@MultipartForm How to get the original file name?

Question

I am using jboss\'s rest-easy multipart provider for importing a file. I read here http://docs.jboss.org/resteasy/docs/1.0.0.GA/userguide/html/Content_Marshalling_Providers.html

Answer 1

It seems that Isim is right, but there is a workaround.

Create a hidden field in your form and update its value with the selected file's name. When the form is submitted, the filename will be submitted as a @FormParam.

Here is some code you could need (jquery required).

<input id="the-file" type="file" name="file">
<input id="the-filename" type="hidden" name="filename">

<script>
$('#the-file').on('change', function(e) {
    var filename = $(this).val();
    var lastIndex = filename.lastIndexOf('\\');
    if (lastIndex < 0) {
        lastIndex = filename.lastIndexOf('/');
    }
    if (lastIndex >= 0) {
        filename = filename.substring(lastIndex + 1);
    }
    $('#the-filename').val(filename);
});
</script>

Answer 2

You could use @PartFilename but unfortunately this is currently only used for writing forms, not reading forms: RESTEASY-1069.

Till this issue is fixed you could use MultipartFormDataInput as parameter for your resource method.

Answer 3

After looking around a bit for Resteasy examples including this one, it seems like there is no way to retrieve the original filename and extension information when using a POJO class with the @MultipartForm annotation.

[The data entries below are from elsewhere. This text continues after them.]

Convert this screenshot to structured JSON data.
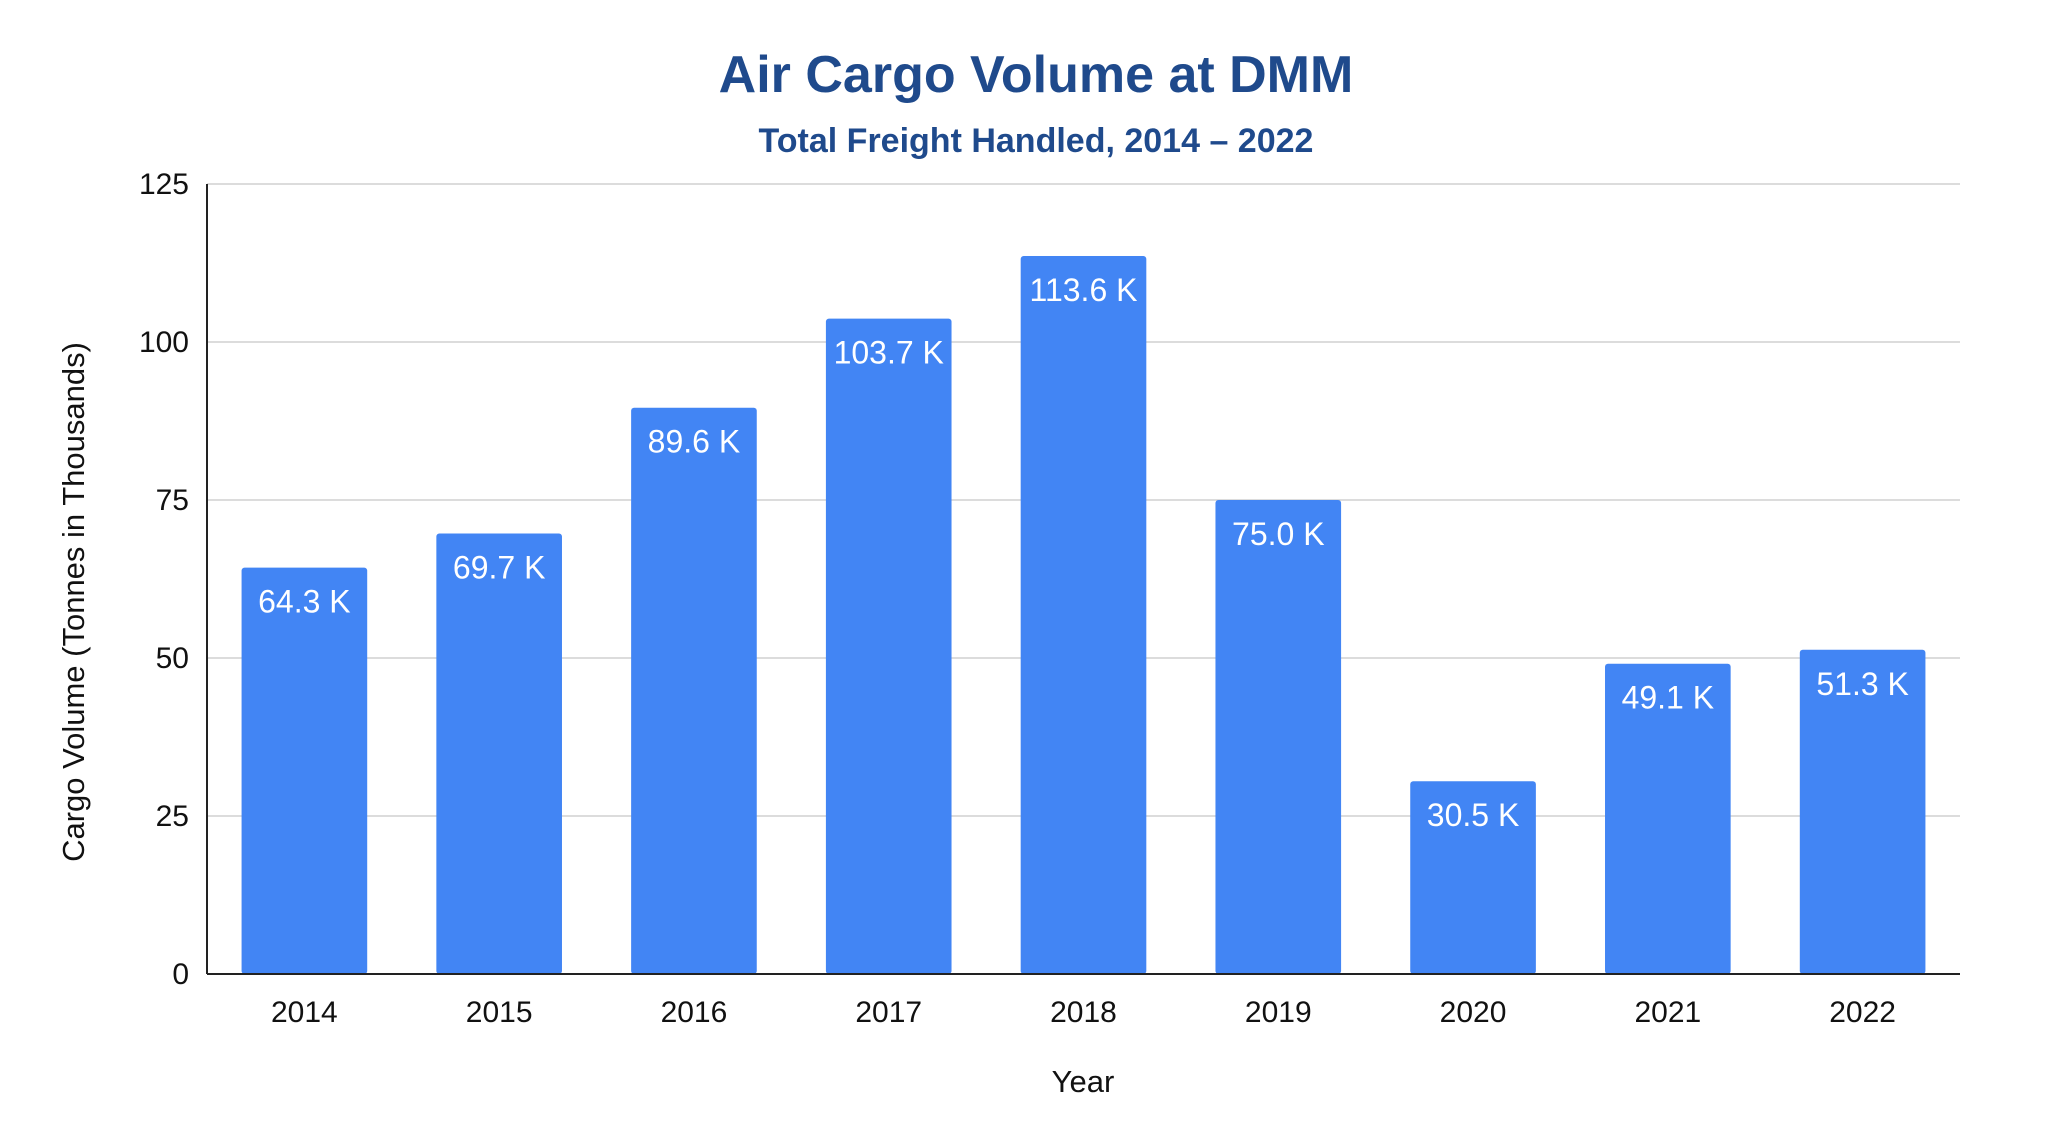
{
  "chart_data": {
    "type": "bar",
    "title": "Air Cargo Volume at DMM",
    "subtitle": "Total Freight Handled, 2014 – 2022",
    "xlabel": "Year",
    "ylabel": "Cargo Volume (Tonnes in Thousands)",
    "categories": [
      "2014",
      "2015",
      "2016",
      "2017",
      "2018",
      "2019",
      "2020",
      "2021",
      "2022"
    ],
    "values": [
      64.3,
      69.7,
      89.6,
      103.7,
      113.6,
      75.0,
      30.5,
      49.1,
      51.3
    ],
    "data_labels": [
      "64.3 K",
      "69.7 K",
      "89.6 K",
      "103.7 K",
      "113.6 K",
      "75.0 K",
      "30.5 K",
      "49.1 K",
      "51.3 K"
    ],
    "ylim": [
      0,
      125
    ],
    "yticks": [
      "0",
      "25",
      "50",
      "75",
      "100",
      "125"
    ],
    "grid": true,
    "legend": "none",
    "colors": {
      "bar": "#4285F4",
      "title": "#1F4A8C",
      "grid": "#D0D0D0",
      "axis": "#222222"
    }
  }
}
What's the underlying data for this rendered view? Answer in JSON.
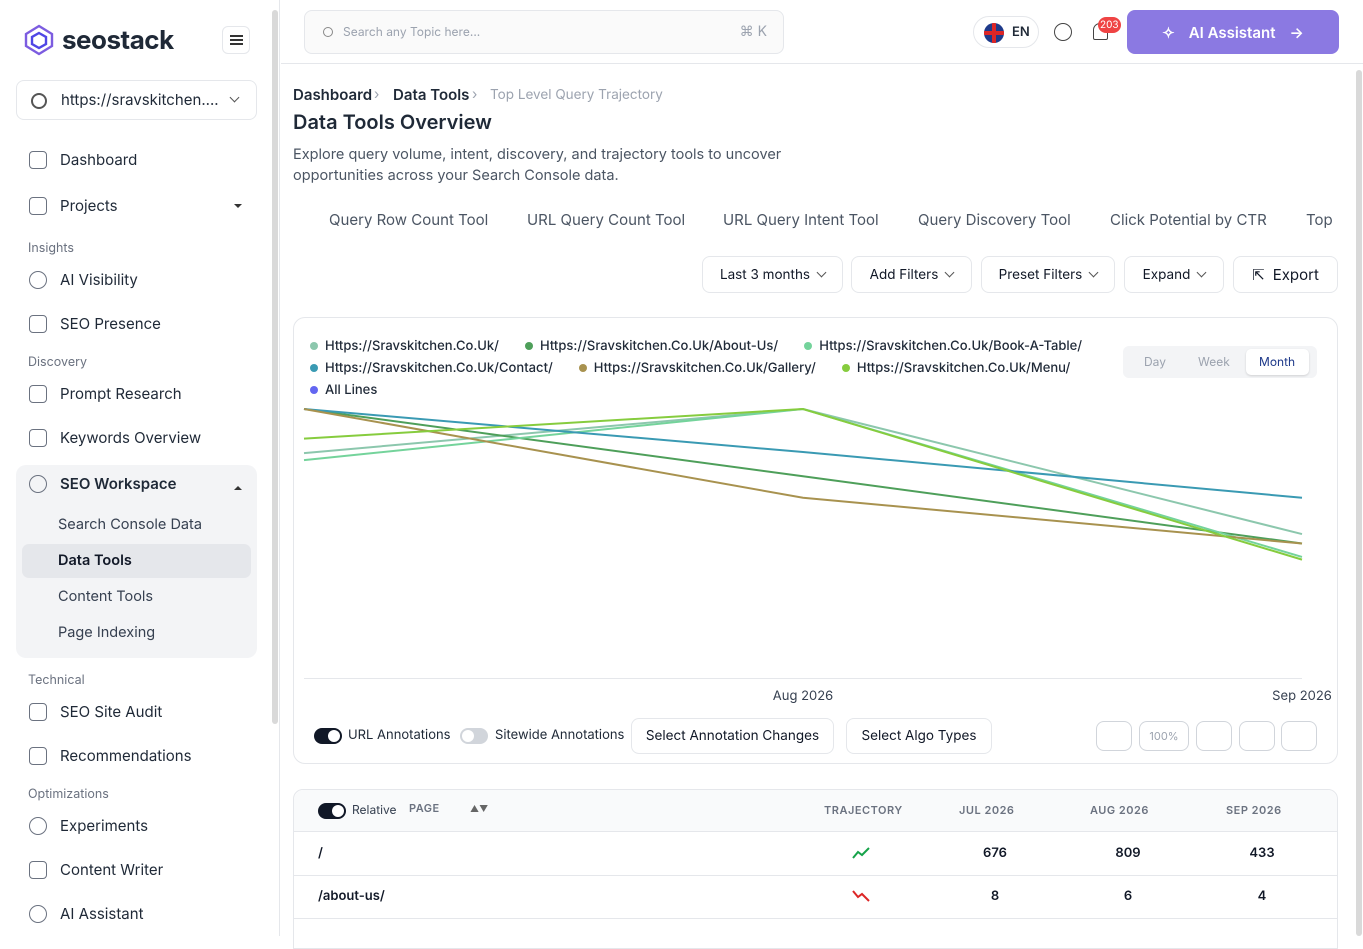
{
  "sidebar": {
    "brand": "seostack",
    "site": "https://sravskitchen....",
    "items": [
      "Dashboard",
      "Projects",
      "Insights",
      "AI Visibility",
      "SEO Presence",
      "Discovery",
      "Prompt Research",
      "Keywords Overview",
      "SEO Workspace",
      "Search Console Data",
      "Data Tools",
      "Content Tools",
      "Page Indexing",
      "Technical",
      "SEO Site Audit",
      "Recommendations",
      "Optimizations",
      "Experiments",
      "Content Writer",
      "AI Assistant"
    ]
  },
  "header": {
    "search_placeholder": "Search any Topic here...",
    "shortcut": "⌘ K",
    "language": "EN",
    "notifications": "203",
    "assistant_button": "AI Assistant"
  },
  "breadcrumb": [
    "Dashboard",
    "Data Tools",
    "Top Level Query Trajectory"
  ],
  "title": "Data Tools Overview",
  "description": "Explore query volume, intent, discovery, and trajectory tools to uncover opportunities across your Search Console data.",
  "tabs": [
    "Query Row Count Tool",
    "URL Query Count Tool",
    "URL Query Intent Tool",
    "Query Discovery Tool",
    "Click Potential by CTR",
    "Top Level Query Trajectory"
  ],
  "filters": [
    "Last 3 months",
    "Add Filters",
    "Preset Filters",
    "Expand",
    "Export"
  ],
  "granularity": [
    "Day",
    "Week",
    "Month"
  ],
  "controls": {
    "url_annotations": "URL Annotations",
    "sitewide_annotations": "Sitewide Annotations",
    "annotation_changes": "Select Annotation Changes",
    "algo_types": "Select Algo Types",
    "zoom": "100%"
  },
  "chart_data": {
    "type": "line",
    "categories": [
      null,
      "Aug 2026",
      "Sep 2026"
    ],
    "ylim": [
      0,
      100
    ],
    "series": [
      {
        "name": "Https://Sravskitchen.Co.Uk/",
        "color": "#8cc7ad",
        "values": [
          83.6,
          100,
          53.5
        ]
      },
      {
        "name": "Https://Sravskitchen.Co.Uk/About-Us/",
        "color": "#4e9f5a",
        "values": [
          100,
          75,
          50
        ]
      },
      {
        "name": "Https://Sravskitchen.Co.Uk/Book-A-Table/",
        "color": "#74d39b",
        "values": [
          81,
          100,
          45
        ]
      },
      {
        "name": "Https://Sravskitchen.Co.Uk/Contact/",
        "color": "#3a9ab3",
        "values": [
          100,
          84,
          67
        ]
      },
      {
        "name": "Https://Sravskitchen.Co.Uk/Gallery/",
        "color": "#a8924f",
        "values": [
          100,
          67,
          50
        ]
      },
      {
        "name": "Https://Sravskitchen.Co.Uk/Menu/",
        "color": "#86cc3e",
        "values": [
          89,
          100,
          44
        ]
      },
      {
        "name": "All Lines",
        "color": "#6366f1",
        "values": [
          null,
          null,
          null
        ]
      }
    ]
  },
  "table": {
    "header": [
      "Relative",
      "PAGE",
      "TRAJECTORY",
      "JUL 2026",
      "AUG 2026",
      "SEP 2026"
    ],
    "rows": [
      [
        "/",
        "676",
        "809",
        "433"
      ],
      [
        "/about-us/",
        "8",
        "6",
        "4"
      ]
    ]
  }
}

The examples I have seen so far retrieve the filename from the Content-Disposition header from the "file" part of the submitted multiparts form data via HTTP POST, which essentially, looks something like:

Content-Disposition: form-data; name="file"; filename="your_file.zip"
Content-Type: application/zip

You will have to update your file upload REST service class to extract this header like this:

@POST
@Path("/upload")
@Consumes("multipart/form-data")
public Response uploadFile(MultipartFormDataInput input) {

  String fileName = "";
  Map<String, List<InputPart>> formParts = input.getFormDataMap();

  List<InputPart> inPart = formParts.get("file"); // "file" should match the name attribute of your HTML file input 
  for (InputPart inputPart : inPart) {
    try {
      // Retrieve headers, read the Content-Disposition header to obtain the original name of the file
      MultivaluedMap<String, String> headers = inputPart.getHeaders();
      String[] contentDispositionHeader = headers.getFirst("Content-Disposition").split(";");
      for (String name : contentDispositionHeader) {
        if ((name.trim().startsWith("filename"))) {
          String[] tmp = name.split("=");
          fileName = tmp[1].trim().replaceAll("\"","");          
        }
      }

      // Handle the body of that part with an InputStream
      InputStream istream = inputPart.getBody(InputStream.class,null);

      /* ..etc.. */
      } 
    catch (IOException e) {
      e.printStackTrace();
    }
  }

  String msgOutput = "Successfully uploaded file " + filename;
  return Response.status(200).entity(msgOutput).build();
}

Hope this helps.